Conditional lethal amber mutations in essential Escherichia coli genes

Abstract

The essential genes of microorganisms encode biological functions important for survival and thus tend to be of high scientific interest. Drugs that interfere with essential functions are likely to be interesting candidates for antimicrobials. However, these genes are hard to study genetically because knockout mutations in them are by definition inviable. We recently described a conditional mutation system in Escherichia coli that uses a plasmid to produce an amber suppressor tRNA regulated by the arabinose promoter. This suppressor was used here in the construction of amber mutations in seven essential E. coli genes. Amber stop codons were introduced as "tagalong" mutations in the flanking DNA of a downstream antibiotic resistance marker by lambda red recombination. The drug marker was removed by expression of I-SceI meganuclease, leaving a markerless mutation. We demonstrate the method with the genes frr, gcpE, lpxC, map, murA, ppa, and rpsA. We were unable to isolate an amber mutation in ftsZ. Kinetics of cell death and morphological changes were measured following removal of arabinose. As expected given the wide range of cellular mechanisms represented, different mutants showed widely different death curves. All of the mutations were bactericidal except the mutation in gcpE, which was bacteriostatic. The strain carrying an amber mutation in murA was by far the most sensitive, showing rapid killing in nonpermissive medium. The MurA protein is critical for peptidoglycan synthesis and is the target for the antibiotic fosfomycin. Such experiments may inexpensively provide valuable information for the identification and prioritization of targets for antibiotic development.

FIG. 1.

(A) Plasmids used in tagalong mutagenesis (not to scale). (B) Mutagenesis strategy. A linear DNA fragment is produced from WT template genomic DNA by overlap extension PCR. The positions of primers are indicated by one-sided arrows. The PCR fusion product is electroporated into cells, and integrations resulting from a double-recombination event are selected. After identification of a clone carrying the tagalong amber stop codon, the I-SceI gene is induced, resulting in removal of the gene encoding Cam^r. Recombination within a short duplicated region leads to the generation of an amber mutant that is otherwise scarless.

FIG. 2.

Growth in permissive and nonpermissive media. Overnight cultures were inoculated into glucose (diamonds) or arabinose (circles) medium at the optimal dilution ratios shown in the upper right corner of each panel.
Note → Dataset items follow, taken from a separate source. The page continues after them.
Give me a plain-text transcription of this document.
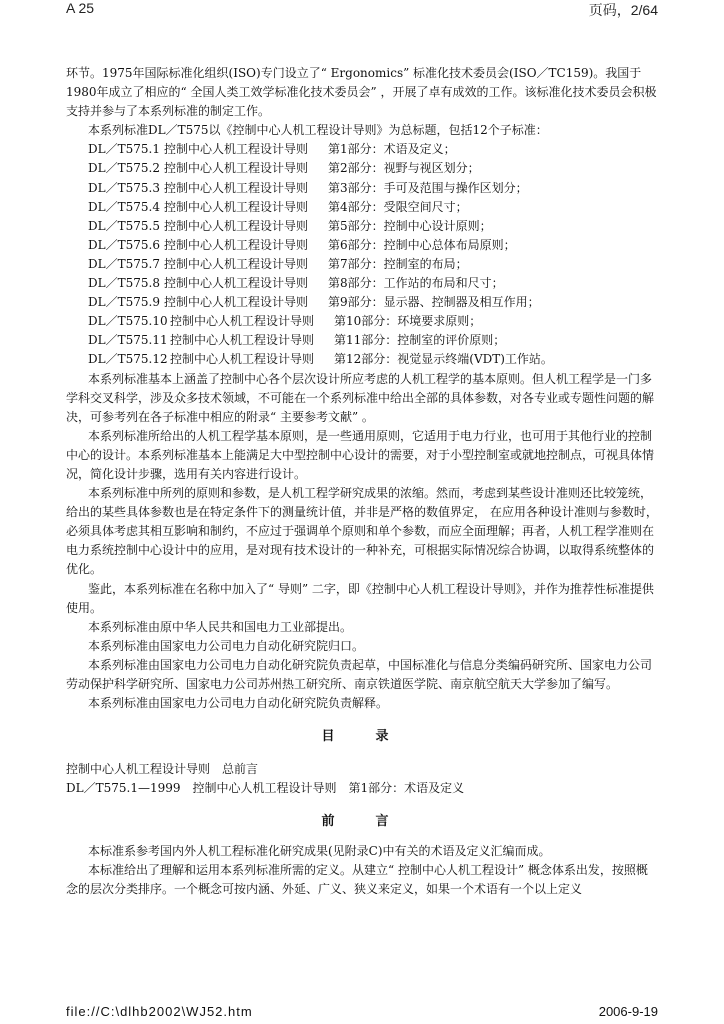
A 25	页码，2/64

环节。1975年国际标准化组织(ISO)专门设立了“ Ergonomics” 标准化技术委员会(ISO／TC159)。我国于1980年成立了相应的“ 全国人类工效学标准化技术委员会” ，开展了卓有成效的工作。该标准化技术委员会积极支持并参与了本系列标准的制定工作。

本系列标准DL／T575以《控制中心人机工程设计导则》为总标题，包括12个子标准：

DL／T575.1 控制中心人机工程设计导则 第1部分：术语及定义；
DL／T575.2 控制中心人机工程设计导则 第2部分：视野与视区划分；
DL／T575.3 控制中心人机工程设计导则 第3部分：手可及范围与操作区划分；
DL／T575.4 控制中心人机工程设计导则 第4部分：受限空间尺寸；
DL／T575.5 控制中心人机工程设计导则 第5部分：控制中心设计原则；
DL／T575.6 控制中心人机工程设计导则 第6部分：控制中心总体布局原则；
DL／T575.7 控制中心人机工程设计导则 第7部分：控制室的布局；
DL／T575.8 控制中心人机工程设计导则 第8部分：工作站的布局和尺寸；
DL／T575.9 控制中心人机工程设计导则 第9部分：显示器、控制器及相互作用；
DL／T575.10 控制中心人机工程设计导则 第10部分：环境要求原则；
DL／T575.11 控制中心人机工程设计导则 第11部分：控制室的评价原则；
DL／T575.12 控制中心人机工程设计导则 第12部分：视觉显示终端(VDT)工作站。

本系列标准基本上涵盖了控制中心各个层次设计所应考虑的人机工程学的基本原则。但人机工程学是一门多学科交叉科学，涉及众多技术领域，不可能在一个系列标准中给出全部的具体参数，对各专业或专题性问题的解决，可参考列在各子标准中相应的附录“ 主要参考文献” 。

本系列标准所给出的人机工程学基本原则，是一些通用原则，它适用于电力行业，也可用于其他行业的控制中心的设计。本系列标准基本上能满足大中型控制中心设计的需要，对于小型控制室或就地控制点，可视具体情况，简化设计步骤，选用有关内容进行设计。

本系列标准中所列的原则和参数，是人机工程学研究成果的浓缩。然而，考虑到某些设计准则还比较笼统，给出的某些具体参数也是在特定条件下的测量统计值，并非是严格的数值界定， 在应用各种设计准则与参数时，必须具体考虑其相互影响和制约，不应过于强调单个原则和单个参数，而应全面理解；再者，人机工程学准则在电力系统控制中心设计中的应用，是对现有技术设计的一种补充，可根据实际情况综合协调，以取得系统整体的优化。

鉴此，本系列标准在名称中加入了“ 导则” 二字，即《控制中心人机工程设计导则》，并作为推荐性标准提供使用。

本系列标准由原中华人民共和国电力工业部提出。

本系列标准由国家电力公司电力自动化研究院归口。

本系列标准由国家电力公司电力自动化研究院负责起草，中国标准化与信息分类编码研究所、国家电力公司劳动保护科学研究所、国家电力公司苏州热工研究所、南京铁道医学院、南京航空航天大学参加了编写。

本系列标准由国家电力公司电力自动化研究院负责解释。

目　录

控制中心人机工程设计导则　总前言

DL／T575.1—1999　控制中心人机工程设计导则　第1部分：术语及定义

前　言

本标准系参考国内外人机工程标准化研究成果(见附录C)中有关的术语及定义汇编而成。

本标准给出了理解和运用本系列标准所需的定义。从建立“ 控制中心人机工程设计” 概念体系出发，按照概念的层次分类排序。一个概念可按内涵、外延、广义、狭义来定义，如果一个术语有一个以上定义

file://C:\dlhb2002\WJ52.htm	2006-9-19
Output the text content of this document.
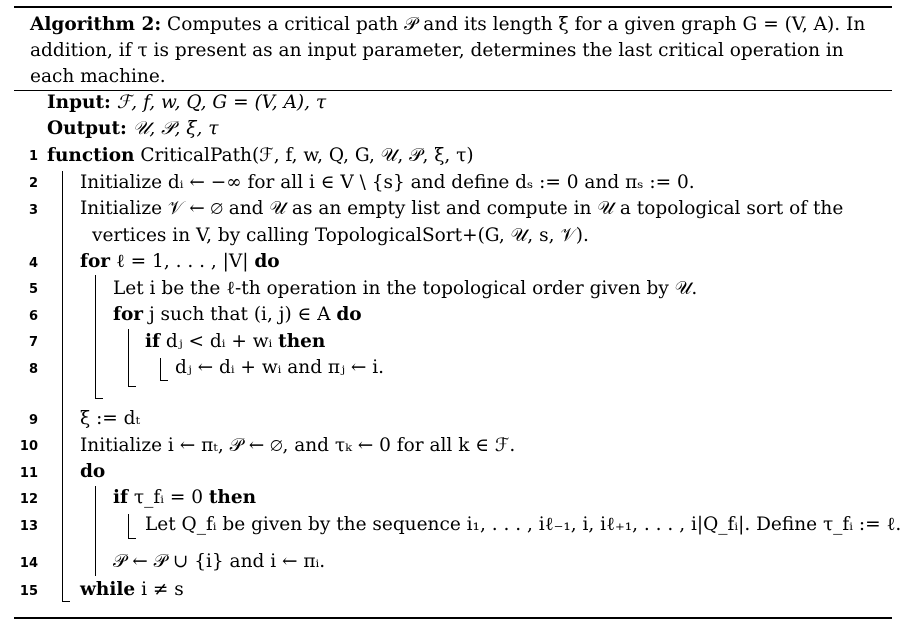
Algorithm 2: Computes a critical path 𝒫 and its length ξ for a given graph G = (V, A). In addition, if τ is present as an input parameter, determines the last critical operation in each machine.
Input: ℱ, f, w, Q, G = (V, A), τ
Output: 𝒰, 𝒫, ξ, τ
1 function CriticalPath(ℱ, f, w, Q, G, 𝒰, 𝒫, ξ, τ)
2 Initialize dᵢ ← −∞ for all i ∈ V \ {s} and define dₛ := 0 and πₛ := 0.
3 Initialize 𝒱 ← ∅ and 𝒰 as an empty list and compute in 𝒰 a topological sort of the
vertices in V, by calling TopologicalSort+(G, 𝒰, s, 𝒱).
4 for ℓ = 1, . . . , |V| do
5	Let i be the ℓ-th operation in the topological order given by 𝒰.
6	for j such that (i, j) ∈ A do
7	if dⱼ < dᵢ + wᵢ then
8	dⱼ ← dᵢ + wᵢ and πⱼ ← i.
9 ξ := dₜ
10 Initialize i ← πₜ, 𝒫 ← ∅, and τₖ ← 0 for all k ∈ ℱ.
11 do
12	if τ_fᵢ = 0 then
13	Let Q_fᵢ be given by the sequence i₁, . . . , iℓ₋₁, i, iℓ₊₁, . . . , i|Q_fᵢ|. Define τ_fᵢ := ℓ.
14	𝒫 ← 𝒫 ∪ {i} and i ← πᵢ.
15 while i ≠ s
OD₆₀₀ was monitored in a 96-well plate in a shaking Spectramax plate reader at 37°C with periodic removal of samples for microscopy and plating on arabinose plates. The change in viability, given on the right axis (triangles), was calculated by using the concentration of CFU normalized by dividing by the OD₆₀₀. For each time point, this value was divided by the value at T = 0 and the log of that value is presented here. The numbers of CFU per milliliter per OD unit at T = 0 measured from the saturated inoculum and corrected for dilution were as follows: WT, 4.6 × 10⁹; frr mutant, 3.2 × 10⁹; gcpE mutant, 3.4 × 10⁹; lpxC mutant, 2.2 × 10⁹; map mutant, 2.9 × 10⁹; murA mutant, 8.7 × 10⁸; ppa mutant, 1.5 × 10⁹; rpsA mutant, 1.2 × 10⁹. OD is shown on a linear rather than on a logarithmic scale to best show the dynamics of the faltering cultures, and the scale of the right axis differs for lpxC and map to prevent the trend lines from overlapping. For the last two time points of the murA measurement, no colonies grew.

FIG. 3.

Inoculation effects. Overnight cultures of seven amber mutants (listed by gene name) were inoculated into glucose medium at three different dilution ratios as indicated. OD₆₀₀ was monitored in a 96-well plate in a shaking Spectramax plate reader at 37°C, and the maximum OD that each culture reached is given.